Efficacy of an Oral Angiotensin-Converting Enzyme Inhibitor (Captopril) in Severe Hypertension

Author Affiliations

From the Division of Hypertension, Department of Internal Medicine, University of Michigan Medical School, Ann Arbor. Dr Nicholls is now with The Medical Unit, Princess Margaret Hospital, Christchurch, New Zealand.

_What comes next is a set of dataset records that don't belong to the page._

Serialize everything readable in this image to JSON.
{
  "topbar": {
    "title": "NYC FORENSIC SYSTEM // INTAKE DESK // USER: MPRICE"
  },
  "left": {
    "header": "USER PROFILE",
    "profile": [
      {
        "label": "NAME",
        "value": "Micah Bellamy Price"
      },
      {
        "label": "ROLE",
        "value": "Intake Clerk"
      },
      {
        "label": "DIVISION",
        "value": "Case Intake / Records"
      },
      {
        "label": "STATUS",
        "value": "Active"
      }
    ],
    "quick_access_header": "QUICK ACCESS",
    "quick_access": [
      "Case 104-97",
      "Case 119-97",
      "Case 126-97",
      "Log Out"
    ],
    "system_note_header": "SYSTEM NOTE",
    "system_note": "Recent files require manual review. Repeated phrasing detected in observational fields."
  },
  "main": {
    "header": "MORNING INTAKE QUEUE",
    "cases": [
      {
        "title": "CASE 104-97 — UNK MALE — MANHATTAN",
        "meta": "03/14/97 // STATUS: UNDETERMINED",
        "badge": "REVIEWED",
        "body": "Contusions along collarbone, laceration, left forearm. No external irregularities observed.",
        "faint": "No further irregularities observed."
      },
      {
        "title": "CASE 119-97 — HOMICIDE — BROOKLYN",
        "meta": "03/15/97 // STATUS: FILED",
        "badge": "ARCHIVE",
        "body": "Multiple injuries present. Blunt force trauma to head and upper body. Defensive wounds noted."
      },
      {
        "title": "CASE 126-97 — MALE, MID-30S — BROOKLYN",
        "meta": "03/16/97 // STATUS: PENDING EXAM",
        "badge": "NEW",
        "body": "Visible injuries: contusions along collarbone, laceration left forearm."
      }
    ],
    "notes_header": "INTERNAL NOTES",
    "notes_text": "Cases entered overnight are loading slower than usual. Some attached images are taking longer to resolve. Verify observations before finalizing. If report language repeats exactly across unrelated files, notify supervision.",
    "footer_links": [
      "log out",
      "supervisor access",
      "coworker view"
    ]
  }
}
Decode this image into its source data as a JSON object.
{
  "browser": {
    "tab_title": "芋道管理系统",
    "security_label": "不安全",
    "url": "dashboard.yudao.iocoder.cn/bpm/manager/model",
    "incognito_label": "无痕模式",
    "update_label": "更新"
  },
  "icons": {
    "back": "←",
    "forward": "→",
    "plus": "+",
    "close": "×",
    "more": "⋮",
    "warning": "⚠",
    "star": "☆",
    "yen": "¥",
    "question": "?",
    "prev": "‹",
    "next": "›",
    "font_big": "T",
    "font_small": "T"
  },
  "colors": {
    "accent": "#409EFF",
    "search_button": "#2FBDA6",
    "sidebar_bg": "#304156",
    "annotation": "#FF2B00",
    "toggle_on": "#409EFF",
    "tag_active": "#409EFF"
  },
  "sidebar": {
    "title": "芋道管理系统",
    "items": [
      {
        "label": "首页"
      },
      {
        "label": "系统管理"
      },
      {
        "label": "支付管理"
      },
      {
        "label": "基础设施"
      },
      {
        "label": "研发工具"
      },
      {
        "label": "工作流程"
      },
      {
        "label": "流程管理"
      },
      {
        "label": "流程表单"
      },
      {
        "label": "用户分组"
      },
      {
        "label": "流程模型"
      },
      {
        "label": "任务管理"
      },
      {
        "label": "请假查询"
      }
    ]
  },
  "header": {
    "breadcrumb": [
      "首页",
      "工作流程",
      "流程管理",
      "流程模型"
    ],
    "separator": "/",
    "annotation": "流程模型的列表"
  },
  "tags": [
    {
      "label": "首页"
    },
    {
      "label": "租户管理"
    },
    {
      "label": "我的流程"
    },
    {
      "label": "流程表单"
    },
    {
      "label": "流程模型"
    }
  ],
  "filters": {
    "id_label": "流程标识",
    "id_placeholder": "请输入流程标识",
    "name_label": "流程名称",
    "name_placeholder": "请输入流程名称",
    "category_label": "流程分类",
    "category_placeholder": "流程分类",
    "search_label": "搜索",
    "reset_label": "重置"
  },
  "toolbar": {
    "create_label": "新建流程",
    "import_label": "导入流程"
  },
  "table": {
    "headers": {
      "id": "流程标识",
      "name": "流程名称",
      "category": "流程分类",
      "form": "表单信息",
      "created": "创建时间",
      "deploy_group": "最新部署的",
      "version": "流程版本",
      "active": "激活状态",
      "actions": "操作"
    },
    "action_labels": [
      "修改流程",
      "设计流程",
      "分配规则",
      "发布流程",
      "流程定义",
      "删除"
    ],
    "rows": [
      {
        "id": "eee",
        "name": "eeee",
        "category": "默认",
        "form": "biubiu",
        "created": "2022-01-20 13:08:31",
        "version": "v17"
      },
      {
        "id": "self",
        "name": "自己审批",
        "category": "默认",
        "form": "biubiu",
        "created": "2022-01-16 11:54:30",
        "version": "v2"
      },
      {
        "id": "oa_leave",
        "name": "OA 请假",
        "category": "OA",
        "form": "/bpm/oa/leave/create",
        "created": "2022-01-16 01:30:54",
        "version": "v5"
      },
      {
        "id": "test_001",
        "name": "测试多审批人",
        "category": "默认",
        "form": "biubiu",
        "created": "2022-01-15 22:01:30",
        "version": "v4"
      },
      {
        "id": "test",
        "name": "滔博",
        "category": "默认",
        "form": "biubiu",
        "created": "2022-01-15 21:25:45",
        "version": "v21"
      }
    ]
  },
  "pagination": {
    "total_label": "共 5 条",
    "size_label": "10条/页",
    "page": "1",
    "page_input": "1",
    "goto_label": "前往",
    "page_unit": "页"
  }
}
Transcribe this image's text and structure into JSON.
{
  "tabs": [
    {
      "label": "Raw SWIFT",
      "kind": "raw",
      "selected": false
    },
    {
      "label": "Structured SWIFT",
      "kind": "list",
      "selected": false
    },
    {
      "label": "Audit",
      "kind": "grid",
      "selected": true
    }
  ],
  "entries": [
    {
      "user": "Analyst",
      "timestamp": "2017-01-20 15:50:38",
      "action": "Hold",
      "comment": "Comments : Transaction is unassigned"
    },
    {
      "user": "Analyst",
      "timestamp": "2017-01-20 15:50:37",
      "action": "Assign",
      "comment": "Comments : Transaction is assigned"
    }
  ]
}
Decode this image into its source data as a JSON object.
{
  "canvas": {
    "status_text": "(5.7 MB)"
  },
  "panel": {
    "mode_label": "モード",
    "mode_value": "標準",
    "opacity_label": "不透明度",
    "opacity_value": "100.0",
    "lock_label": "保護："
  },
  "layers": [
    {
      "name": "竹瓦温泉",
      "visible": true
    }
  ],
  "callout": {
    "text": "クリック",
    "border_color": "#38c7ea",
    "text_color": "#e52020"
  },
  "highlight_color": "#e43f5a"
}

Arch Intern Med. 1981;141(7):907-910. doi:10.1001/archinte.1981.00340070087018

• The antihypertensive effect of captopril was assessed during short- and long-term periods in ten patients with elevated blood pressure readings that were uncontrollable by standard therapy (supine diastolic blood pressure of >100 mm Hg, with a regimen of propranolol hydrochloride, hydralazine hydrochloride, and hydrochlorothiazide). When given alone, captopril therapy was unable to normalize the blood pressure in any patient. The addition of hydrochlorothiazide to the captopril therapy normalized the blood pressure in one patient and sharply improved the blood pressure in four others. The blood pressure in the remaining patients responded inadequately to this combination. The addition of propranolol to captopril and hydrochlorothiazide reduced the blood pressure further in most cases (seven of the ten patients had normal blood pressure readings while they received these three drugs). In four patients, the blood pressure response to the added propranolol was unrelated to changes in plasma angiotensin II concentration. Captopril was helpful in the management of refractory hypertension in most cases.